We do care and we really appreciate those who care enough to vote with their wallets and time!

Thank you!

Sunday, August 1, 2010

A Follow-up/Article of Interest

Wow, two posts so far in summer! What's up with that? Well, in today's NYT (8/1/2010) there was an article showcasing an iconic feature of our region's agriculture that has thrown in the proverbial towel-

This article has touched something rather sensitive and VERY telling to me.......

The Tuttle Farm of Dover, NH- a vibrant farm that I considered emblematic and inspirational, as an example of a successful family farm, is calling it quits. They've been in existence since 1632. Yes, you read that right- over 300 years ago! I have studied farms like the Tuttle's that have persisted over the generations and was looking to see how they did it. A common thread is direct marketing with a diverse product base. Most to all the farms I studied (that still stand today) have done this. And now, the model is not as rock solid as I once thought. One can burn out, drain the coffers and for a sobering kick to the head, not come up with an option to move forward. Game over, no more options.......Argh......

Why my treatise on this subject? It strikes a note that strums through my head lately. You can't run like you used to.....and no matter how hard you work, you cannot make enough money to support a year-round payroll to get the help to keep the ferris wheel turning.

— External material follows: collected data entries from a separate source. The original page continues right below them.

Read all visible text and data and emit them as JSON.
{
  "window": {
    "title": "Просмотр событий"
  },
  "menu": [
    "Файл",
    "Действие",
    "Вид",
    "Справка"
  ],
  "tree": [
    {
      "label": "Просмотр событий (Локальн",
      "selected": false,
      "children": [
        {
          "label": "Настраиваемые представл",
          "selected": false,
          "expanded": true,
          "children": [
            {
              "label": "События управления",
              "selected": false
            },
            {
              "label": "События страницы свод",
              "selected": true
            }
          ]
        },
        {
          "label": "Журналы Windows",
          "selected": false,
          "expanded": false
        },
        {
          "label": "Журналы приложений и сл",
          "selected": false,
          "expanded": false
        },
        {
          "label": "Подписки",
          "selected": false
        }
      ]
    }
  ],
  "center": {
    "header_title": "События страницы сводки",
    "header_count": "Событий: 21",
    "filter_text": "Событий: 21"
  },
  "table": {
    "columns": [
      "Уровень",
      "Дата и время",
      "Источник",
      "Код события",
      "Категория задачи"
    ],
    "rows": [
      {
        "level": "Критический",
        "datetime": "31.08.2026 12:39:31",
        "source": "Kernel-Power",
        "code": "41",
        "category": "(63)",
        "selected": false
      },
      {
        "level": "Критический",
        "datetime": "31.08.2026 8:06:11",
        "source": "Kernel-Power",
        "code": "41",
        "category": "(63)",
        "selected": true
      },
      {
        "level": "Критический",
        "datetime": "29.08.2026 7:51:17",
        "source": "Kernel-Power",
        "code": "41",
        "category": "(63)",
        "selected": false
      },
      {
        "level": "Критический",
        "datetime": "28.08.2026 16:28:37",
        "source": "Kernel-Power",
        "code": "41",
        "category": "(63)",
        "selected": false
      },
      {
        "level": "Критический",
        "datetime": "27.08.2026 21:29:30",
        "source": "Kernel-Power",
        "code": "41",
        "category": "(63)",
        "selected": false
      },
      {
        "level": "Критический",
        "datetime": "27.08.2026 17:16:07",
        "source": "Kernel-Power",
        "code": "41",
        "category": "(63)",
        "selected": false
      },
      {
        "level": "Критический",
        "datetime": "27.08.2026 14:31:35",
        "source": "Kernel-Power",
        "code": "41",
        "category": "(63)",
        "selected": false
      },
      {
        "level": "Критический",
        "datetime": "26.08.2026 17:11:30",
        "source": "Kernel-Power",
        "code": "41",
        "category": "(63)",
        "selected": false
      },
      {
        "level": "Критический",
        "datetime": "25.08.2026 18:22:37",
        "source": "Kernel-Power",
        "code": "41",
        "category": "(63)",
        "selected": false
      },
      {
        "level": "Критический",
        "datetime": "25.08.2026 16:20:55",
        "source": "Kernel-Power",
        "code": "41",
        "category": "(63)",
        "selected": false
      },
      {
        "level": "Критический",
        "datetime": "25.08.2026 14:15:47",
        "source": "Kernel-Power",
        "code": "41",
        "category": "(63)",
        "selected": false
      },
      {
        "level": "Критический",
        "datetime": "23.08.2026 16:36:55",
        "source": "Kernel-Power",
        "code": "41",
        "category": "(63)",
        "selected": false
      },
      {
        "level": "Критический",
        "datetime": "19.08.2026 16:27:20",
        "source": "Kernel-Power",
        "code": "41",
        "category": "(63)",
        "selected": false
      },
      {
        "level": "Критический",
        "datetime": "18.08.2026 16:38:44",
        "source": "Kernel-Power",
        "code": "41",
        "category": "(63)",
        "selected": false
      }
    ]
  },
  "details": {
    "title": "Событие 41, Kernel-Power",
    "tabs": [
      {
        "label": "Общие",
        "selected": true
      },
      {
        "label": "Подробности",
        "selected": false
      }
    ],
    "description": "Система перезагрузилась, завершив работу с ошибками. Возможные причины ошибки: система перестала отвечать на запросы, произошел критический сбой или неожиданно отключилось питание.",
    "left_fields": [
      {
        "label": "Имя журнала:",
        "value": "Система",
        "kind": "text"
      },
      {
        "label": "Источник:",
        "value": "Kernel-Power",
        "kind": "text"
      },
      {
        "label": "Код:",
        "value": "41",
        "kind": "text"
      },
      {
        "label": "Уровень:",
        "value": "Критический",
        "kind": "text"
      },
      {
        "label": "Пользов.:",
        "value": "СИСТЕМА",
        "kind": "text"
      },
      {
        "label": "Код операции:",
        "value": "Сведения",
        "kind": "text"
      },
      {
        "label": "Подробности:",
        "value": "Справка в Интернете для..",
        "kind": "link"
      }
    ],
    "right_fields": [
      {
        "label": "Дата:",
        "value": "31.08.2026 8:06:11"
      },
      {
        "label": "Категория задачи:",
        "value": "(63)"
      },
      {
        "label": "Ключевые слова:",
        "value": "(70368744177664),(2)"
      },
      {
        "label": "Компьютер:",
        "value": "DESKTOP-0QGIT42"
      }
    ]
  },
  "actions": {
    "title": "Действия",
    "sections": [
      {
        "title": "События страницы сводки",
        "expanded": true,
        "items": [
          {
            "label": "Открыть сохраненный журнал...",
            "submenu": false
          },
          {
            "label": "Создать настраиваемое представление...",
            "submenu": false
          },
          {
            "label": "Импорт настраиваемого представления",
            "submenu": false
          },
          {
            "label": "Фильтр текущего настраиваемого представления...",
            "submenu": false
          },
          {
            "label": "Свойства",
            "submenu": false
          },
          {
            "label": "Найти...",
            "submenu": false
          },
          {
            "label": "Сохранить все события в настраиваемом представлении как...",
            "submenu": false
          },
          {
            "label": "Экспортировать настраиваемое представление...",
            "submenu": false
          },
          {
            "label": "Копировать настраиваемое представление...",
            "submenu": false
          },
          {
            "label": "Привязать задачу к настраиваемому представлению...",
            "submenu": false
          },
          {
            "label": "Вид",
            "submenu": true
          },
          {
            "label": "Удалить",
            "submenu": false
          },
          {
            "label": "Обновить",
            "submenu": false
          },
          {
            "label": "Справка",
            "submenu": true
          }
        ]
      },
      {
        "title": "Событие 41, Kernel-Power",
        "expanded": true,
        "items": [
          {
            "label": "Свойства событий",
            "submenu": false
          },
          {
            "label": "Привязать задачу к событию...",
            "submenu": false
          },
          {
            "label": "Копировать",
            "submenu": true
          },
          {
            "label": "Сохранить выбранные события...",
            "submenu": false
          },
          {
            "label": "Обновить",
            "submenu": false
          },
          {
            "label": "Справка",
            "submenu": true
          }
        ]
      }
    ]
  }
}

Other parallels come to mind that have strong correlations to our collective pickle. I run our town's food bank and we routinely distribute food from the USDA to our needy. OUR USDA and our tax money. Canned fruit from China. Dried pasta from Egypt. Canned veggies from South America. I'm not sure where the meat comes from as food labeling laws don't require country of origin to be posted. Currency devaluation, budget woes....Hmmm....A multi-generation, "older than dirt" business and farm in NH goes under and Chinese peaches are feeding our people.

The Tuttle's decision to quit is due to overwhelming forces. Fiscal, monetary, economic and social forces are pushing VERY hard now. We feel them, too. Boy, do we feel them!

Stay tuned to learn how we are going to deal with these forces...........

Change is something we can all count on regardless of the times.......count on that!